Riley (Simon Baker), the leader of the raiding party that scavenges zombie-infested towns for supplies, is fed up with the inequity. No rebel, he's about to abandon the city for the zombie-less frontier of Canada when he's drafted for one last assignment. His second in command (John Leguizamo) has stolen the raiding party's armed and dangerous tank and holds the city for ransom.

To complicate things, the zombies are evolving. They start to learn, to communicate and to organize, and they target the great glass tower as prime noshing grounds.

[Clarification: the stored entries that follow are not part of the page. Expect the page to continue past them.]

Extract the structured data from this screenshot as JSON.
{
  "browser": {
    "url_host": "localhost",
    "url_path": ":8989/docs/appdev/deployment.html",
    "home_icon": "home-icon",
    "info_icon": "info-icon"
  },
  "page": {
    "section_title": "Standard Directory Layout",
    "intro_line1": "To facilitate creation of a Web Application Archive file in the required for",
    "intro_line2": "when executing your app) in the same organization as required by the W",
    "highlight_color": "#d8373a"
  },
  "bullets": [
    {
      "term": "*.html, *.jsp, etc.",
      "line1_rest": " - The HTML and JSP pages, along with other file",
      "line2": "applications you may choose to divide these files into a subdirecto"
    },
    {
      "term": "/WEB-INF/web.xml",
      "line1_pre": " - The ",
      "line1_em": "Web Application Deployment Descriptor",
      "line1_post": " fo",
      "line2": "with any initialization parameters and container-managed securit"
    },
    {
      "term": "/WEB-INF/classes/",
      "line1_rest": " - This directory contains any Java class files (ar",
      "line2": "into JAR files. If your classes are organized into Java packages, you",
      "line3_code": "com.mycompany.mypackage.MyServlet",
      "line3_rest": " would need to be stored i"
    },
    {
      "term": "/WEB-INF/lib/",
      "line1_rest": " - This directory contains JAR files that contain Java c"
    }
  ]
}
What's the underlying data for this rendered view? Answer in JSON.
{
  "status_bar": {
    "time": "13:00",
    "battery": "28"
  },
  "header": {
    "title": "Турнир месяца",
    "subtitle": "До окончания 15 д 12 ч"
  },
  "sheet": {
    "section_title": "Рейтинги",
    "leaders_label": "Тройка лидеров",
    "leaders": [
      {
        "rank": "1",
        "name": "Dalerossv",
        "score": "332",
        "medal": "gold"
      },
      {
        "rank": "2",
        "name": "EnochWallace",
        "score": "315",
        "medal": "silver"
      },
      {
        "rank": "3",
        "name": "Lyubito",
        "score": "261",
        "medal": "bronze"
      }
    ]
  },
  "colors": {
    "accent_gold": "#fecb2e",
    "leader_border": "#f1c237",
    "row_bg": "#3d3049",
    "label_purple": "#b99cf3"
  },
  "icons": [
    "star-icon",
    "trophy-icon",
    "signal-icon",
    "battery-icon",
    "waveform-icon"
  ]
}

If Fiddler's Green is America's class disparity through Romero's satirically warped looking glass, then the zombies are the Third World scratching at the borders. Yes, you can only take the metaphors so far, but loaded dialogue like "We don't negotiate with terrorists" is constantly delivered with more gusto than necessary (Romero's direction of actors isn't particularly delicate).

Romero embraces the advancements of make-up effects, animatronics and computer-generated imagery enhancements, but at heart he's an old-fashioned storyteller who relies on simple devices. While there is no shortage of slow, shuffling zombies pulling fresh meat from the body human in inventively gory flourishes, the scenes of mass chaos as mankind devours itself -- class conflict gone cannibalistic -- are what define the film.

The social commentary isn't subtle, but Romero delivers the goods so effectively that many won't even notice.